E.g. if I have the big.txt
that I would like to preprocess, I'll first do:
sacremoses tokenize -j 4 < big.txt > big.txt.tok
Then afterwards, train the truecasing model using the tokenized file, i.e.
sacremoses truecase -m big.model -j 4 < big.txt.tok > big.txt.tok.true
The above command would first train the truecaser model and save to big.model
, then take the tokenized file big.txt.tok
and apply the truecase model to it to produce big.txt.tok.true
.
The truecaser on paper should consider more than Unigrams but in Moses, the truecaser is generally unigram based, c.f. https://github.com/moses-smt/mosesdecoder/blob/master/scripts/recaser/train-truecaser.perl
The actual implementation of the truecaser with n-th order ngrams is call the "recaser" from https://github.com/moses-smt/mosesdecoder/blob/master/scripts/recaser/train-recaser.perl
It would require some sort of language model (LM) to be built first and currently, recaser and n-gram language model not implemented in sacremoses
(yet).
@mlforcada are you having issues with the detruecaser that doesn't undo the truecasing of the initial capital?

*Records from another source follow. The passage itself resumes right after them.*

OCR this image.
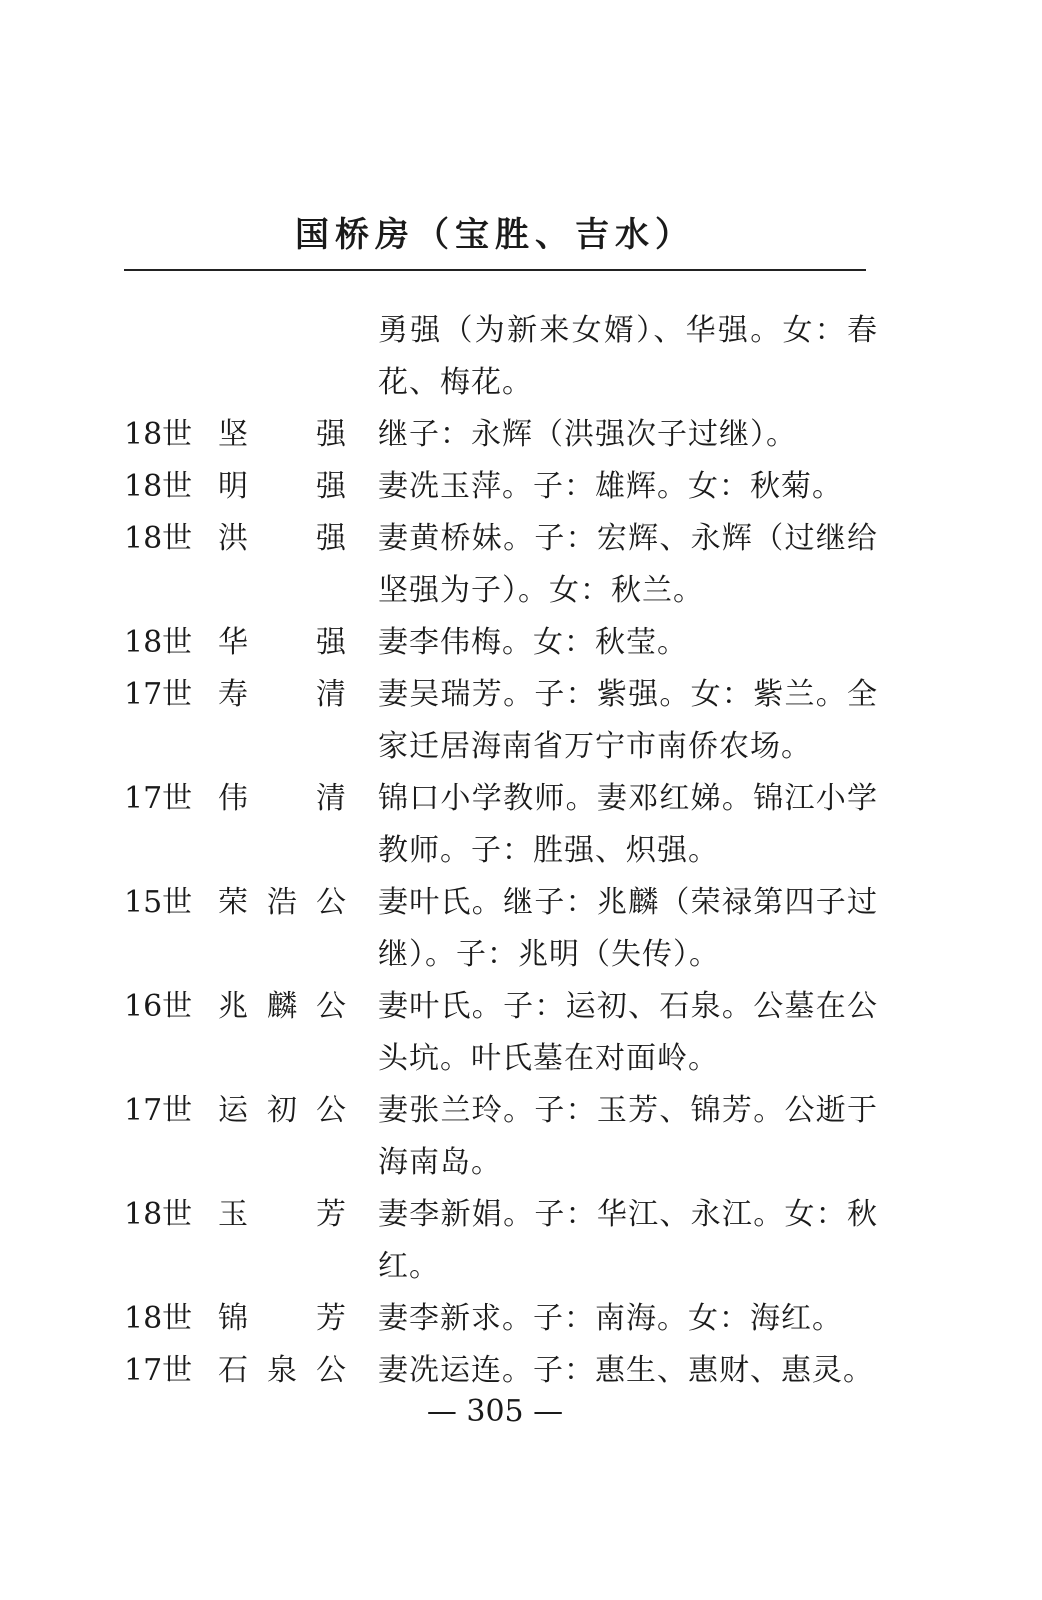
国桥房（宝胜、吉水）
勇强（为新来女婿）、华强。女：春花、梅花。
18世 坚强 继子：永辉（洪强次子过继）。
18世 明强 妻冼玉萍。子：雄辉。女：秋菊。
18世 洪强 妻黄桥妹。子：宏辉、永辉（过继给坚强为子）。女：秋兰。
18世 华强 妻李伟梅。女：秋莹。
17世 寿清 妻吴瑞芳。子：紫强。女：紫兰。全家迁居海南省万宁市南侨农场。
17世 伟清 锦口小学教师。妻邓红娣。锦江小学教师。子：胜强、炽强。
15世 荣浩公 妻叶氏。继子：兆麟（荣禄第四子过继）。子：兆明（失传）。
16世 兆麟公 妻叶氏。子：运初、石泉。公墓在公头坑。叶氏墓在对面岭。
17世 运初公 妻张兰玲。子：玉芳、锦芳。公逝于海南岛。
18世 玉芳 妻李新娟。子：华江、永江。女：秋红。
18世 锦芳 妻李新求。子：南海。女：海红。
17世 石泉公 妻冼运连。子：惠生、惠财、惠灵。
— 305 —
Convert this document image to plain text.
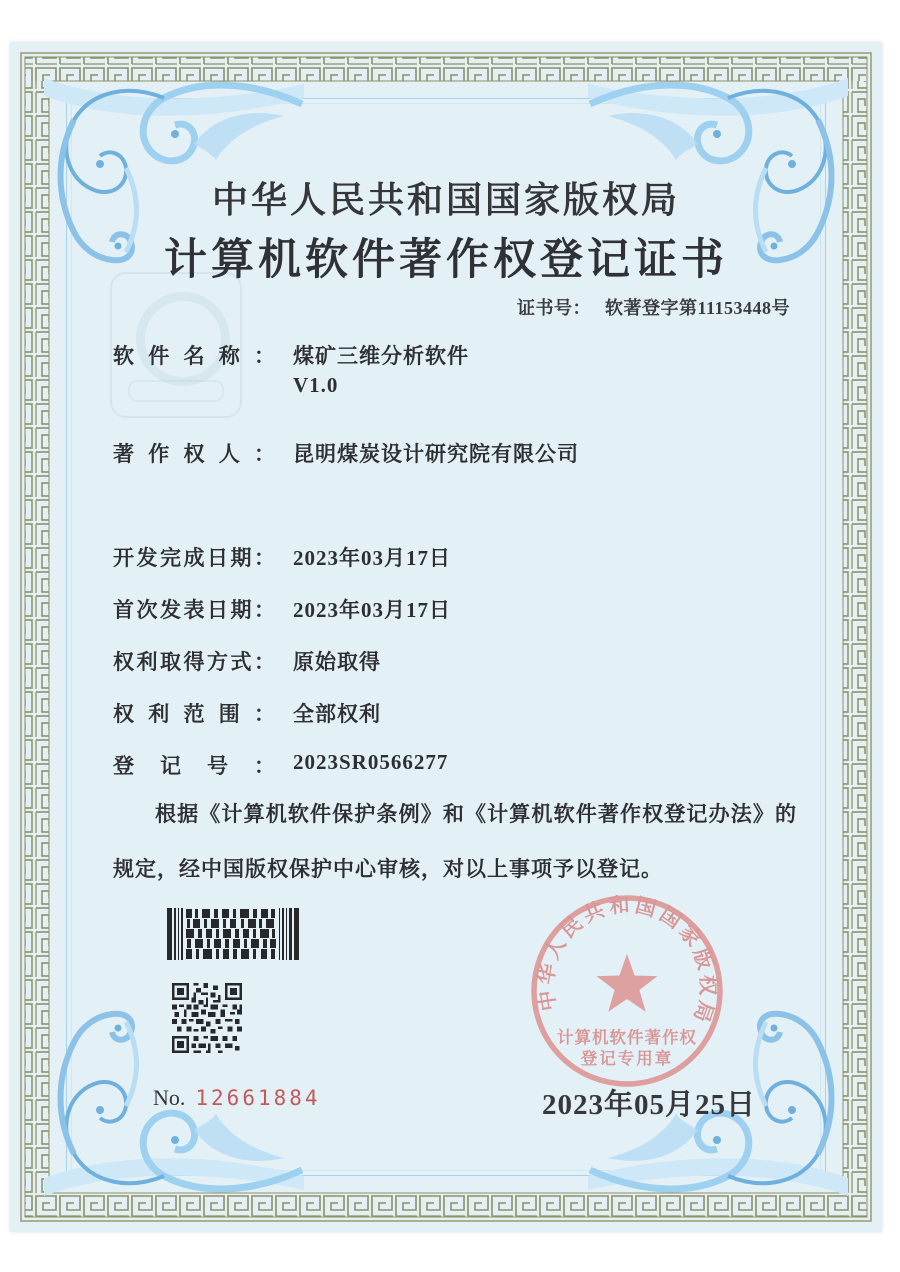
中华人民共和国国家版权局
计算机软件著作权登记证书
证书号： 软著登字第11153448号
软件名称： 煤矿三维分析软件
V1.0
著作权人： 昆明煤炭设计研究院有限公司
开发完成日期： 2023年03月17日
首次发表日期： 2023年03月17日
权利取得方式： 原始取得
权利范围： 全部权利
登记号： 2023SR0566277
根据《计算机软件保护条例》和《计算机软件著作权登记办法》的规定，经中国版权保护中心审核，对以上事项予以登记。
No. 12661884
中华人民共和国国家版权局
计算机软件著作权
登记专用章
2023年05月25日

Apologies, @alvations. I just realised I misunderstood the role of the truecaser. I will check what you kindly wrote above. Apologies for that.
Mikel
Do sentences have to be delimited in some way? I have trained the truecaser with a 3032679-word tokenized text in Spanish (1 sentence per line). It generates a model which has 102972 entries (is it a unigram-based truecaser?). Then I use it to truecase a similar text in Spanish which has all been lowercased. The case of many proper nouns, etc., is correctly recovered, but nothing occurs at the beginning of sentences. Am I doing something wrong? Thanks a million!